Viele Neue Menschen auf dem Weg nach Salasu de Sus

(Kristin Kretzschmar)

Aus Caransebes machte ich mich endlich auf den Weg nach Salasu de Sus, wo ich Mihai treffen wollte. Ein guter rumänischer Freund, der in Berlin verweilte, legte mir einen Besuch dieses außergewöhnlichen Menschen ans Herzen, da ich mit ihm wunderbar diskutieren könnte und wahrscheinlich auch die Berge mögen würde.

Noch lagen etwa 80 km Weg vor mir. Da der Tag noch jung war und die Busverbindungen eher rar, entschied ich mich wieder zu trampen. Nach nur wenigen Minuten hielt ein weißer Geländewagen. Der Fahrer stellte sich als Simeon vor und stimmte zu mich bis nach Hateg, die nächstgrößere Stadt unweit von Salasu, mitzunehmen, wenn ich damit einverstanden sei kurz bei seinen Eltern anzuhalten, da er Ihnen noch einen Sack Getreide bringen wollte.
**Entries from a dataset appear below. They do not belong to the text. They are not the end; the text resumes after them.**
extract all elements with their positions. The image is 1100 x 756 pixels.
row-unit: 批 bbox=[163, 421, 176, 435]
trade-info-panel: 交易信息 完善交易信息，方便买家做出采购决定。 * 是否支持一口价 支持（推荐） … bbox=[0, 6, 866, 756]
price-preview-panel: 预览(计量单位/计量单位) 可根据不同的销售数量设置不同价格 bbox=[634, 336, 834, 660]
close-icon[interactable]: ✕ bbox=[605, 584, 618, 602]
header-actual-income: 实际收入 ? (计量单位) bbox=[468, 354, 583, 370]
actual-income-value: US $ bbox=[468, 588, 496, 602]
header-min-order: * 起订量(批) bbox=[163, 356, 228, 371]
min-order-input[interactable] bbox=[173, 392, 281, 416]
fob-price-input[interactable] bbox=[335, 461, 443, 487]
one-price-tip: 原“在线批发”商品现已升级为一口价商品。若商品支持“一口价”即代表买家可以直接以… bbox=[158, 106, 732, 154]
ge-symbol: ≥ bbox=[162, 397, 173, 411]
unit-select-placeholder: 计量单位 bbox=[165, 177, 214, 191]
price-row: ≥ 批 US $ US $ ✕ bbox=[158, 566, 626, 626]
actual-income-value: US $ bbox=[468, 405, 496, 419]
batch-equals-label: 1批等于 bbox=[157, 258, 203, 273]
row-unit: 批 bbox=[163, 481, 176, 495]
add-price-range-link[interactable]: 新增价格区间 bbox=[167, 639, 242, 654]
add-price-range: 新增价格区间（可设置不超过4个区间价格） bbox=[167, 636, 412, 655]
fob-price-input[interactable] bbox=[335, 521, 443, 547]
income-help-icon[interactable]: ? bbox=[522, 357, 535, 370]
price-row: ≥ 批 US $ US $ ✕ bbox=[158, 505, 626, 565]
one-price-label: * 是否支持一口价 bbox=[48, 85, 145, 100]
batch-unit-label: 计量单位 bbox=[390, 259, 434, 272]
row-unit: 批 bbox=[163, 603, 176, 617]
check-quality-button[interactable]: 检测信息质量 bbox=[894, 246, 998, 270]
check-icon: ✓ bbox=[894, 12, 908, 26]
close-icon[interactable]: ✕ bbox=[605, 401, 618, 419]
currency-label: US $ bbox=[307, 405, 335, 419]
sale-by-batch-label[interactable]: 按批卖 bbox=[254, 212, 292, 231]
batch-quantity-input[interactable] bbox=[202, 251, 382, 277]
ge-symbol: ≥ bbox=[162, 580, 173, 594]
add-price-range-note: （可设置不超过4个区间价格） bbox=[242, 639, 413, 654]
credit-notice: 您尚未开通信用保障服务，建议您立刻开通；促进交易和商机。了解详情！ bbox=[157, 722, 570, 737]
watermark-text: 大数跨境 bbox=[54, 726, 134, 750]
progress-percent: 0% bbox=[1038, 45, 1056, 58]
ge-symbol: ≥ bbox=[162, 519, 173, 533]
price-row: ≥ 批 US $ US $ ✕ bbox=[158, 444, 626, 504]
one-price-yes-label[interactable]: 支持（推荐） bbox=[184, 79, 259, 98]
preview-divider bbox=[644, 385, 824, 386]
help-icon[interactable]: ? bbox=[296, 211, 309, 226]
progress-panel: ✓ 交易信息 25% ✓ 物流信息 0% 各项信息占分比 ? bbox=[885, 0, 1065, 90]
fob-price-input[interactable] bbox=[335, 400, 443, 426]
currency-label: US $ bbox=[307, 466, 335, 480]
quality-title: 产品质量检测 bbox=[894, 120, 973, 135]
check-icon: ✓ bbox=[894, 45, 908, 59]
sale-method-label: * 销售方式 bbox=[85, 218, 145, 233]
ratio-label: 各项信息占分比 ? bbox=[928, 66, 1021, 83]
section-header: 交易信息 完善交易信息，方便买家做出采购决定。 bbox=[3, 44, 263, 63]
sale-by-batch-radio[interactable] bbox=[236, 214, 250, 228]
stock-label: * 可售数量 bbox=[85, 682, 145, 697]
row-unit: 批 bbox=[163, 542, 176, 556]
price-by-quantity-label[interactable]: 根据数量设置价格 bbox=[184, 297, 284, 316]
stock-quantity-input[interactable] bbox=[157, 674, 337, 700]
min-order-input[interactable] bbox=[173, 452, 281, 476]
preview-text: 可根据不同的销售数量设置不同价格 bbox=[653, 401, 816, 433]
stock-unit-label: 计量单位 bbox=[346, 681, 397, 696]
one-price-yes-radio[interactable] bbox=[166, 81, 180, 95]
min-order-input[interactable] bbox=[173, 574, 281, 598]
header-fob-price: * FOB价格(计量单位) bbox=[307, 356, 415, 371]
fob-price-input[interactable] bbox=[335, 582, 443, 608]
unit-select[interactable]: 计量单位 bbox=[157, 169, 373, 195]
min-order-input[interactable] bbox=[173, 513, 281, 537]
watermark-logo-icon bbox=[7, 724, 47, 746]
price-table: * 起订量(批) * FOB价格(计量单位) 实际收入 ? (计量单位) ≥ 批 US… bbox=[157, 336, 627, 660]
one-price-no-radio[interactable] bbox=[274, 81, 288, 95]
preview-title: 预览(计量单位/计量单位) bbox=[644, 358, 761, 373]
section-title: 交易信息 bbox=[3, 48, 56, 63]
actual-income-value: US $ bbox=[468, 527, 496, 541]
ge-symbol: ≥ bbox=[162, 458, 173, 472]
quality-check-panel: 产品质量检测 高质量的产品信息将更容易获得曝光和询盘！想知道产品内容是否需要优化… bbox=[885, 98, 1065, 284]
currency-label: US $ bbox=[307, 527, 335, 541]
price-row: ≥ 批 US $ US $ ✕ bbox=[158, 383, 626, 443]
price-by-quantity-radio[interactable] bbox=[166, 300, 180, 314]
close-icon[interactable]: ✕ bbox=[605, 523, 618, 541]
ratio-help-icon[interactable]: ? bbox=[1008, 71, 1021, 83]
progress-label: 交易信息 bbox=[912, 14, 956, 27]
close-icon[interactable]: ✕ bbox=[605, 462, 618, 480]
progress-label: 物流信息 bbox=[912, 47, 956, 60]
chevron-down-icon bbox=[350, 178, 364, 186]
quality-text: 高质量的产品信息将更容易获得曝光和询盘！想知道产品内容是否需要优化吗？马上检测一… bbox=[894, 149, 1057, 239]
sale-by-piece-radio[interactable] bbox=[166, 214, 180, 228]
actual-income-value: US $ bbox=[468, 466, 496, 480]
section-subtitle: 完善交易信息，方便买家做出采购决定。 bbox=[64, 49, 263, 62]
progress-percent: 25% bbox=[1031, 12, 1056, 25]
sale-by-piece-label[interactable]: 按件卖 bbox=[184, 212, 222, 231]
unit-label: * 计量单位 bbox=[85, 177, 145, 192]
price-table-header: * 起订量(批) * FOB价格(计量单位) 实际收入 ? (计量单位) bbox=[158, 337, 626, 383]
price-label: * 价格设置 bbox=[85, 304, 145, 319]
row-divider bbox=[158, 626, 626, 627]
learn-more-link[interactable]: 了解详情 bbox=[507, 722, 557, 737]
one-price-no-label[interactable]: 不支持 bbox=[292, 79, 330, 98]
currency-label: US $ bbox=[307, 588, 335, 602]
Das Zentrum von Caransebes.

Auch Simeon befand sich auf Reisen. Sein Ziel waren historischen Gedenkstätten seiner Vorfahren – der Daken. Unterwegs stellt sich heraus, dass der aus Timiosara stammende Landwirt momentan auch Jura studiert und gefühlt jede Jahreszahl mit historischen Geschehnissen in Verbindung bringen kann. Nach einem kurzen Abstecher in seinen Heimatort hielten wir wieder an einer Trinkwasserquelle – natürlich mit dem weltweit besten Quellwasser.

Sarmizegetusa

Unterwegs passierten wir auch Sarmizegetusa, eine historische Siedlung die von  80 v. Chr. bis 106 nach Chr. wichtigstes Handels- und Wirtschafts- sowie religiöses Zentrum des von Dakern bewohnten Gebietes war. Simeon war skandalisiert über meine Wissenlücken im Bereich der Daker und musste nicht viel Überzeugungsarbeit leisten um mich für einem Besuch zu begeistern. Die Überreste der Siedlung wurden Ende des 18. Jahrhunderts entdeckt. Besonders in den frühen 1990er Jahren wurden weitere Ausgrabungen vorgenommen. Momentan steht das Projekt aber still. Die Ausgrabungsstätten wirken stiefmütterlich behandelt. Simeon berichtete von einigen Plünderungen. So wurden Steine der historischen Siedlung zum Teil für Hausbauten verwendet. In unweiten Tustea hat man die Steine angeblich auch bei Kirchenbau verwendet, und so seien noch heute römische Inschriften auf dem Altar zu finden.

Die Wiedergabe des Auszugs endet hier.